Tax preferred entity is defined in subsection 995-1(1) as an exempt entity, an exempt Australian or foreign government agency, an associated government entity of an exempt Australian government agency, or a prescribed excluded state/territory body.

On the facts, the taxpayer is not a tax preferred end user and accordingly, the Right is not being put to a tax preferred use. Therefore, the requirement in paragraph 250-15(a) is not satisfied.

Paragraph 250-15(c): financial benefits in relation to the tax preferred use of the asset

As the Right is not being put to a tax preferred use, it follows that the requirement in paragraph 250-15(c) is not satisfied.

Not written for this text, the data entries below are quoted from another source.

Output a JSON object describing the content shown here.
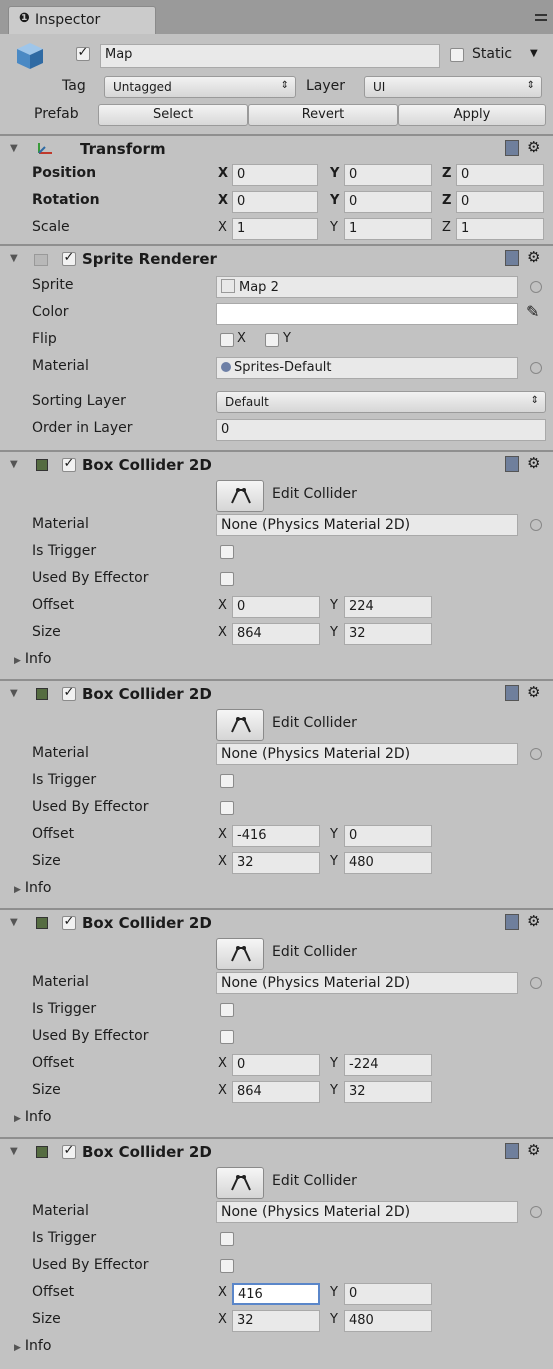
{
  "tab": {
    "icon": "info-circle-icon",
    "label": "Inspector"
  },
  "object": {
    "name": "Map",
    "active": true,
    "static_label": "Static",
    "static_checked": false,
    "tag_label": "Tag",
    "tag_value": "Untagged",
    "layer_label": "Layer",
    "layer_value": "UI",
    "prefab_label": "Prefab",
    "prefab_select": "Select",
    "prefab_revert": "Revert",
    "prefab_apply": "Apply"
  },
  "transform": {
    "title": "Transform",
    "rows": [
      {
        "label": "Position",
        "x": "0",
        "y": "0",
        "z": "0"
      },
      {
        "label": "Rotation",
        "x": "0",
        "y": "0",
        "z": "0"
      },
      {
        "label": "Scale",
        "x": "1",
        "y": "1",
        "z": "1"
      }
    ],
    "axes": {
      "x": "X",
      "y": "Y",
      "z": "Z"
    }
  },
  "sprite_renderer": {
    "title": "Sprite Renderer",
    "enabled": true,
    "sprite_label": "Sprite",
    "sprite_value": "Map 2",
    "color_label": "Color",
    "color_value": "#ffffff",
    "flip_label": "Flip",
    "flip_x": "X",
    "flip_y": "Y",
    "material_label": "Material",
    "material_value": "Sprites-Default",
    "sorting_layer_label": "Sorting Layer",
    "sorting_layer_value": "Default",
    "order_label": "Order in Layer",
    "order_value": "0"
  },
  "box_colliders": [
    {
      "title": "Box Collider 2D",
      "edit_label": "Edit Collider",
      "material_label": "Material",
      "material_value": "None (Physics Material 2D)",
      "is_trigger_label": "Is Trigger",
      "effector_label": "Used By Effector",
      "offset_label": "Offset",
      "offset_x": "0",
      "offset_y": "224",
      "size_label": "Size",
      "size_x": "864",
      "size_y": "32",
      "info_label": "Info",
      "x": "X",
      "y": "Y"
    },
    {
      "title": "Box Collider 2D",
      "edit_label": "Edit Collider",
      "material_label": "Material",
      "material_value": "None (Physics Material 2D)",
      "is_trigger_label": "Is Trigger",
      "effector_label": "Used By Effector",
      "offset_label": "Offset",
      "offset_x": "-416",
      "offset_y": "0",
      "size_label": "Size",
      "size_x": "32",
      "size_y": "480",
      "info_label": "Info",
      "x": "X",
      "y": "Y"
    },
    {
      "title": "Box Collider 2D",
      "edit_label": "Edit Collider",
      "material_label": "Material",
      "material_value": "None (Physics Material 2D)",
      "is_trigger_label": "Is Trigger",
      "effector_label": "Used By Effector",
      "offset_label": "Offset",
      "offset_x": "0",
      "offset_y": "-224",
      "size_label": "Size",
      "size_x": "864",
      "size_y": "32",
      "info_label": "Info",
      "x": "X",
      "y": "Y"
    },
    {
      "title": "Box Collider 2D",
      "edit_label": "Edit Collider",
      "material_label": "Material",
      "material_value": "None (Physics Material 2D)",
      "is_trigger_label": "Is Trigger",
      "effector_label": "Used By Effector",
      "offset_label": "Offset",
      "offset_x": "416",
      "offset_y": "0",
      "size_label": "Size",
      "size_x": "32",
      "size_y": "480",
      "info_label": "Info",
      "x": "X",
      "y": "Y"
    }
  ]
}
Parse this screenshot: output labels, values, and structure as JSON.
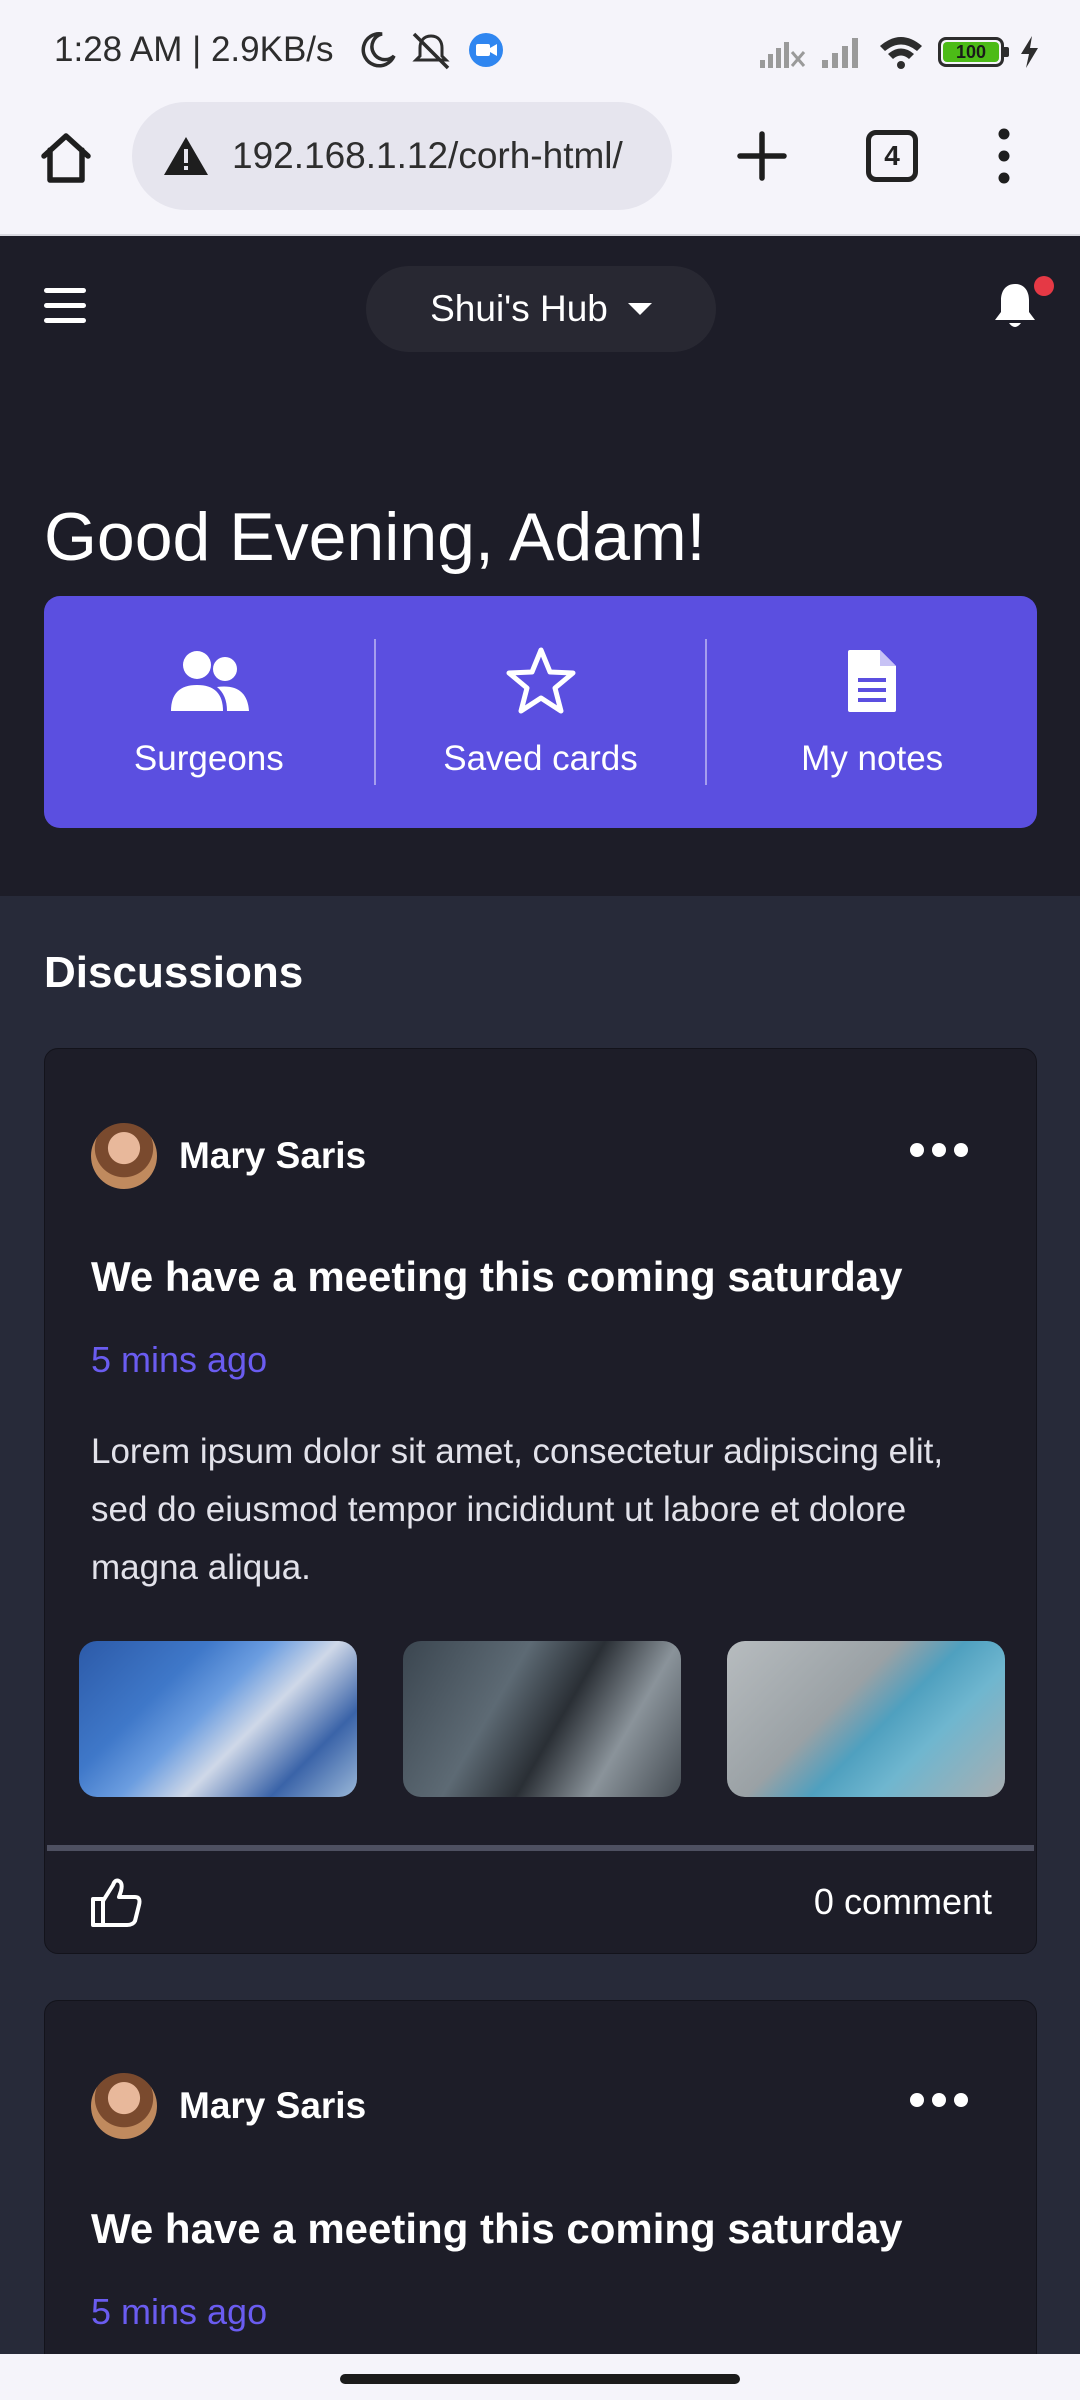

Paragraph 250-15(d): be entitled to a capital allowance

Paragraph 250-15(d) requires that the taxpayer be entitled to a capital allowance in relation to the decline in value of the asset (subparagraph 250-15(d)(i)); or expenditure in relation to the asset (subparagraph 250-15(d)(ii)).

A capital allowance is defined in subsection 995-1(1) to relevantly mean a deduction under Division 40 (capital allowances) or Division 43 (capital works).

Subparagraph 250-15(d)(i): capital allowance in relation to a decline in value of the asset

Division 40 contains capital allowance provisions which allow deductions for the decline in value of a depreciating asset.

A depreciating asset is defined in section 40-30. Subsection 40-30(1) states that "a depreciating asset is an asset that has a limited effective life and can reasonably be expected to decline in value over the time it is used". Paragraph 40-30(1)(c) specifically provides that an intangible asset is not a depreciating asset unless it is mentioned in subsection 40-30(2).

The Right is an intangible asset, but this type of intangible asset is not mentioned in subsection 40-30(2). Accordingly, the Right is not a depreciating asset as defined by subsection 40-30(1). Therefore, the taxpayer would not be entitled to a capital allowance under Division 40 in relation to the decline in value of the Right.

Subparagraph 250-15(d)(ii): capital allowance in relation to expenditure in relation to the asset

Subparagraph 250-15(d)(ii) considers whether you are entitled to a deduction for capital works under Division 43 or a deduction under Division 40 other than a deduction in relation to the decline in value of the asset.

Subsection 43-10(1) states that you can deduct an amount for capital works for an income year. Section 43-20 defines the capital works to which Division 43 applies.

Broadly, section 43-20 provides that Division 43 applies to:

    · capital works being a building, or an extension, alteration or improvement to a building (subsection 43-20(1));

    · capital works that are structural improvements, or extensions, alterations or improvements to structural improvements (subsection 43-20(2)); and

    · capital works being environment protection earthworks, or extensions, alterations or improvements to environment protection earthworks (subsection 43-20(5)).

On the facts, the Right is not capital works to which Division 43 applies. Accordingly, the taxpayer would not be entitled to a capital allowance under Division 43 in relation to the Right.

Further, on the facts, the consideration for the Right is not an expenditure that is deductible under Subdivisions 40-G, 40-H or 40-I.

As the taxpayer would not otherwise be entitled to a capital allowance in relation to the decline in value of, or expenditure in relation to, the Right, paragraph 250-15(d) is not satisfied.

Conclusion

Division 250 will not apply to the taxpayer as all five requirements of the general test in section 250-15 are not satisfied.